Query and push access rights down to physical door controllers via endpoints like GET api/accLevel/list and POST accLevel/syncLevel. Critical for visitor management systems where temporary QR codes or PINs must be validated at turnstiles for specific timeframes.

Hardware State Manipulation

Bypass normal credential workflows with direct physical intervention mechanisms, granting external logic engines programmatic control over electronic door relays.

Real-Time Security Monitoring

Feed physical access logs into SIEM platforms via the transaction/monitor endpoint and api/transaction/device/{deviceSn} endpoints for correlation with cybersecurity events.

Elevator Dispatching

Integrate with third-party elevator controls to manage floor-specific access rights, preventing unauthorized personnel from calling cars to restricted levels.

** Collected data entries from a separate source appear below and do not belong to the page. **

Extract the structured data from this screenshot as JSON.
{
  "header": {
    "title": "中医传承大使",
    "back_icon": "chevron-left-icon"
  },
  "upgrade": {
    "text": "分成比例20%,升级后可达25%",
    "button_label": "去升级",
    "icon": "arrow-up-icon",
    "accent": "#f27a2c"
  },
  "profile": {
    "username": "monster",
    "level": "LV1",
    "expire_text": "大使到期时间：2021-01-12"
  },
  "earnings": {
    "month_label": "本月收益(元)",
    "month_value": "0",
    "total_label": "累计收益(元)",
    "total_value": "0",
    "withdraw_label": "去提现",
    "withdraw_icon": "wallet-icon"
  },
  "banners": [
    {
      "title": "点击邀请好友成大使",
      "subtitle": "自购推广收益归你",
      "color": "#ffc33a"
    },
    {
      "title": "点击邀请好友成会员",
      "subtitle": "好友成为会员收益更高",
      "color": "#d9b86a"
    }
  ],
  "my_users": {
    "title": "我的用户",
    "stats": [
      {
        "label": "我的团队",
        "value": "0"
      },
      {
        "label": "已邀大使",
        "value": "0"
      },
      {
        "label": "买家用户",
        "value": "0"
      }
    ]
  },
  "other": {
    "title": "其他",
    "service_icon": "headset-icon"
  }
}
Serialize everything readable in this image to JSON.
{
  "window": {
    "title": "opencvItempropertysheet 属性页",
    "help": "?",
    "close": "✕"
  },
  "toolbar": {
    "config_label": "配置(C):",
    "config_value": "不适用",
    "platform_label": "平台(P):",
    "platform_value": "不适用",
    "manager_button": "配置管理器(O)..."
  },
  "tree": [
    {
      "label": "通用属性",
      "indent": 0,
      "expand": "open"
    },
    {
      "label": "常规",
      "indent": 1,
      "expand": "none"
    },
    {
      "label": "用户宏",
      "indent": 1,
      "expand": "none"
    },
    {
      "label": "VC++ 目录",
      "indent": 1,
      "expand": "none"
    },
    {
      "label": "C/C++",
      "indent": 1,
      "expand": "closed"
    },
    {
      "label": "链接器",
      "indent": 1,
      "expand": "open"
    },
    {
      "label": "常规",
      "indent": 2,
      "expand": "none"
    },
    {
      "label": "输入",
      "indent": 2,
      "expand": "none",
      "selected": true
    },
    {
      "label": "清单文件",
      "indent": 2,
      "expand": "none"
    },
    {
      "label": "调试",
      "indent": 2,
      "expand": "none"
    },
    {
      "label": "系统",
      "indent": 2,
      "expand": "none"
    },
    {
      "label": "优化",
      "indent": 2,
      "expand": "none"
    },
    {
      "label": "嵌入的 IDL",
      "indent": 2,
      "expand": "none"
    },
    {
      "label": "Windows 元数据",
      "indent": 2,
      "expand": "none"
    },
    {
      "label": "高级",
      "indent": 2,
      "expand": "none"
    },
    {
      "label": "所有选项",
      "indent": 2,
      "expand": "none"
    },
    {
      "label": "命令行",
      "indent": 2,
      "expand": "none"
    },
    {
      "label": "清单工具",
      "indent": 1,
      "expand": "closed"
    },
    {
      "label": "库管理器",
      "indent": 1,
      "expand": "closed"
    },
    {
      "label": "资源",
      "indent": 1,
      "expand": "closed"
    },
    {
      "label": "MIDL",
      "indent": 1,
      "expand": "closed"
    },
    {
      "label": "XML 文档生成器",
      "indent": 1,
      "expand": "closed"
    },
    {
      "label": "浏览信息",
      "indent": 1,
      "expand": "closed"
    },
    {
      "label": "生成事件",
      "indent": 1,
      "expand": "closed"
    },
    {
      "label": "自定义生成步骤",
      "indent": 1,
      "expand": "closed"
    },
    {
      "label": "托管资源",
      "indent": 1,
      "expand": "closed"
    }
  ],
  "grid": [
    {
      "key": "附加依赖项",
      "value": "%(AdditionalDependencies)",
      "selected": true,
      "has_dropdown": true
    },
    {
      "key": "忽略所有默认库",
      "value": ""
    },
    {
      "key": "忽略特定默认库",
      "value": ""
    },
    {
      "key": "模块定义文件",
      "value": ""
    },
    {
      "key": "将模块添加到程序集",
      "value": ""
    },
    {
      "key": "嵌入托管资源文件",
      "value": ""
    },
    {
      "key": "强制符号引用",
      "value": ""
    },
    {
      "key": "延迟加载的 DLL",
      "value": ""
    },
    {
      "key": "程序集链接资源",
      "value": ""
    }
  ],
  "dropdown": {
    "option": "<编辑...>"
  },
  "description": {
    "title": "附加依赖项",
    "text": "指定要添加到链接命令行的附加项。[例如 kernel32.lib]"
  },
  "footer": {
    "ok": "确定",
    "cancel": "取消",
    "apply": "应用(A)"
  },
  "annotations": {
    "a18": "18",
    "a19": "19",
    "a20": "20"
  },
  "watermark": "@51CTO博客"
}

Best Practices & Troubleshooting

Duplicate Data Prevention

Implement "last processed ID" logic or leverage precise timestamp filtering (start_time, end_time) to prevent duplicate data ingestion when synchronizing with HR platforms.

Offline Terminal States

The ADMS protocol caches punches locally when disconnected. APIs will occasionally receive massive historic data dumps once connectivity is restored — plan your ingestion pipeline accordingly.

Token Security

Enforce strict header compliance requiring Content-Type: application/json. Rotate tokens periodically and never expose credentials in client-side code.

Data Encryption

Enterprise middleware employs 256-bit AES encryption to secure biometric templates and personally identifiable information (PII) at rest and in transit.

Third-Party Abstractions & Cloud Bridges

The complexity of orchestrating raw ADMS push protocols has spurred the development of third-party abstraction layers. Open-source implementations provide lightweight, self-hosted alternatives using frameworks like Python Flask or Node.js.

Cloud bridge services intercept raw ADMS traffic from ZKTeco devices, parse the tab-separated values, and forward parsed data to client servers via clean, documented JSON webhooks — allowing organizations to sidestep the infrastructure costs of hosting ZKBio Time entirely while still achieving real-time synchronization with cloud ERPs.